Both bills contain a virtually identical set of additional revisions to eliminate other references to the offset. For example, both would strike subsection 1450(e), which provides full or partial refunds of SBP premiums to surviving spouses whose SBP payment is reduced or eliminated by the offset, and subsection 1450(k), which covers circumstances in which a surviving spouse subject to the offset subsequently loses DIC eligibility due to remarriage after the age of 55.

Both versions of the bill also specify that these changes would not entitle survivors to retroactive benefits; in other words, surviving spouses would not receive any compensation for the time during which the offset was applied. However, surviving spouses who previously received refunds of SBP premiums under subsection 1450(e) would not be required to return those refunds. Put differently, those surviving spouses who previously received full or partial refunds for the SBP premiums paid by deceased servicemembers could retain those refunds while also receiving future SBP payments, provided that they remain otherwise eligible for SBP--though the amount of refunded premiums may be smaller than the amount of SBP benefits that were not paid due to application of the offset.

Finally, both H.R. 553 and S. 622 would eliminate the option in section 1448(d)(2)(B) for an otherwiseeligible surviving spouse to designate a child beneficiary for SBP payments. The bills would then restore SBP eligibility to surviving spouses who previously designated child beneficiaries--even if the child's entitlement has expired--as long as the surviving spouses continue to meet remaining eligibility requirements. For survivors who would have received full SBP payments but for the offset, this would ameliorate the "kiddie tax" issue going forward, because those benefits would now be paid to the parent and taxed at the parent's rate. However, surviving spouses who were ineligible for SBP for other reasons (such as remarriage) would still face the increased tax burden on any SBP payments to their children. In other words, eliminating the offset would also eliminate the financial burden of the kiddie tax changes for surviving spouses who would begin receiving SBP instead of their children, but the burden would remain intact for children who continue to receive SBP.

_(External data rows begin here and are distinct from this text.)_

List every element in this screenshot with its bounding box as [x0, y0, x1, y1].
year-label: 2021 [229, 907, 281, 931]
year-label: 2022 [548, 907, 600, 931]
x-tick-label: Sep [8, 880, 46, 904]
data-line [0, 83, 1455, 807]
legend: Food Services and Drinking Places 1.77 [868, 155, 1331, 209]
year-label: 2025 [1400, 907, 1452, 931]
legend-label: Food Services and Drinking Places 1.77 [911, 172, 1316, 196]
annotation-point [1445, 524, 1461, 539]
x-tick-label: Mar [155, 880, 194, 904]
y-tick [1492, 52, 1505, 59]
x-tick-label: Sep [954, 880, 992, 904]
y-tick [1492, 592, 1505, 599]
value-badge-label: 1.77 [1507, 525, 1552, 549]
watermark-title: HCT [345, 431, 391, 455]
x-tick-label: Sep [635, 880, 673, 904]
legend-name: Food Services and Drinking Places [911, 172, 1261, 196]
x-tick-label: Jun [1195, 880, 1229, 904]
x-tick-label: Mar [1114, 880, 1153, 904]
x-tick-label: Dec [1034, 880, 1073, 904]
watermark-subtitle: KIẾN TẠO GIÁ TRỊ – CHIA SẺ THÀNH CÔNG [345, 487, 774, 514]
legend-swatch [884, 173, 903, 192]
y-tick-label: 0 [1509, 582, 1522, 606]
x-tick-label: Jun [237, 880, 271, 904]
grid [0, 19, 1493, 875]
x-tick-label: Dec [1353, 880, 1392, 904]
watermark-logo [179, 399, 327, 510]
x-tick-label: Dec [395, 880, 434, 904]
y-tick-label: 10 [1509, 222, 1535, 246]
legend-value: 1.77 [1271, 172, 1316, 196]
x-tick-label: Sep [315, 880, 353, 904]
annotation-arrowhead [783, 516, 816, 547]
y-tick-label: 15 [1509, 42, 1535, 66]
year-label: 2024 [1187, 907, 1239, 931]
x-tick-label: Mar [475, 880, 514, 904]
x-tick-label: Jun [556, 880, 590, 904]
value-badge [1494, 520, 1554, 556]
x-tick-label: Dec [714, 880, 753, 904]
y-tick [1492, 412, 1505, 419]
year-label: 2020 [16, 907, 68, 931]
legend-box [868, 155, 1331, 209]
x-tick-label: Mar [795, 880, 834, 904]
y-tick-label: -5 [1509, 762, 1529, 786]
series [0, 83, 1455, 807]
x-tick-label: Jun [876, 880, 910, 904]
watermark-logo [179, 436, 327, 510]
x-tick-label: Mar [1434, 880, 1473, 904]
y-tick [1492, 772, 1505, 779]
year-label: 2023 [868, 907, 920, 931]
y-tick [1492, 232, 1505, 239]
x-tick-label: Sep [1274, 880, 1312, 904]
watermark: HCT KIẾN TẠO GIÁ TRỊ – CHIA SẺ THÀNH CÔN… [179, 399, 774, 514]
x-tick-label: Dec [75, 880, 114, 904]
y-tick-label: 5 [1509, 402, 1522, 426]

Congress has also considered passing bills that address the "kiddie tax" issue separately and directly. For example, the Senate last month passed the Gold Star Family Tax Relief Act, S. 1370, which defines SBP payments to a child as "earned income" for that child (to be taxed at the same rate as, for example, any wages the child earned), instead of as "unearned income" that is subject to the "kiddie tax." If enacted, the bill would apply retroactively to taxable years beginning after December 31, 2017, meaning families who owed increased taxes due to SBP benefits received in 2018 could file amended returns to take advantage of lower tax rates. Taking a slightly different tack, the House passed the Setting Every Community Up For Retirement Enhancement (SECURE) Act of 2019, H.R. 1994, which would simply repeal the 2017 tax revision's changes to the kiddie tax.